Die Community Nurses haben auch einen großen Vorteil, sie entlasten den sogenannten intramularen Bereich, also den Spitalsbereich. Ich habe das schon erwähnt, die Patientinnen und Patienten müssen nicht unbedingt sofort ins Spital, sondern zuvor werden diese Untersuchungen organisiert. Es steigert auch, und das steht auch im Projektantrag drinnen, die Gesundheitskompetenz der Bevölkerung sowie das Wohlbefinden der vor allem älteren Menschen, die Menschen im eigenen Zuhause und in ihrer vertrauten Umgebung zu behalten und ein anständiges Leben zu ermöglichen.
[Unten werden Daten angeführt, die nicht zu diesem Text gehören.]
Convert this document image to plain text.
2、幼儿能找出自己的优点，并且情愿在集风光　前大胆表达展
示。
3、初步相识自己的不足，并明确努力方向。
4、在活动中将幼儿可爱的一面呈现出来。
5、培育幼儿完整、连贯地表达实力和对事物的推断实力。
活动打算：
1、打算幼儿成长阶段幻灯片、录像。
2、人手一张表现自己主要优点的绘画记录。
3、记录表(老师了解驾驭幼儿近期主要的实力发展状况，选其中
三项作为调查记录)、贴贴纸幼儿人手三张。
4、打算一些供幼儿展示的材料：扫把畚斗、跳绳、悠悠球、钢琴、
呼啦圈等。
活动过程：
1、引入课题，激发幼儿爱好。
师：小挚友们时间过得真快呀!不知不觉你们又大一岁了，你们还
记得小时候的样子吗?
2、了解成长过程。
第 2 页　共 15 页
Das ist eigentlich der große Sinn der Community Nurses.

 

Und es hat noch einen anderen Vorteil: Dieser Beruf ist eine spezielle Form der Diplomkrankenpflege und hat einen großen Vorteil für die Menschen, die das ausüben wollen. Nicht nur, dass die Tätigkeit an sich interessant ist, ist sie auch selbstständig durchzuführen, hat einen direkten Kontakt zu Menschen und man kann sich die Zeit auch ein bisschen besser einteilen, ist flexibler, und damit ist dieser Beruf auch weitaus familienfreundlicher. Als Leitprinzip in der Zukunft der Pflege gilt daher daheim vor stationär, und dafür braucht Wien eine starke mobile Pflege, eine Offensive bei der Ausbildung des Pflegepersonals und die Unterstützung der pflegenden Angehörigen.

 

Wir bringen daher einen Antrag ein: Der Landtag fordert den zuständigen Amtsführenden Stadtrat für Soziales, Gesundheit und Sport auf, Schritte einzuleiten, um die Partizipation am EU-Pilotprojekt Community Nurses zu steigern und folglich einen evaluierbaren Beitrag der Stadt Wien zu gewährleisten. Dabei soll den Mitgliedern des Gemeinderatsausschusses für Soziales, Gesundheit und Sport regelmäßig Bericht über den gezielten Einsatz der Community Nurses und den damit verbundenen Mehrwert für die Gesellschaft Bericht erstattet werden.

 

Wir haben schon gestern die Zusage vom Herrn Landesrat bekommen, dass bei der nächsten Gesundheitsausschusssitzung Bericht erstattet werden wird, und darüber erfreue ich mich sehr. - Vielen Dank.

 

Präsident Ing. Christian Meidlinger: Als nächster Redner ist Herr Abg. Florianschütz zu Wort gemeldet. Ich erteile ihm das Wort.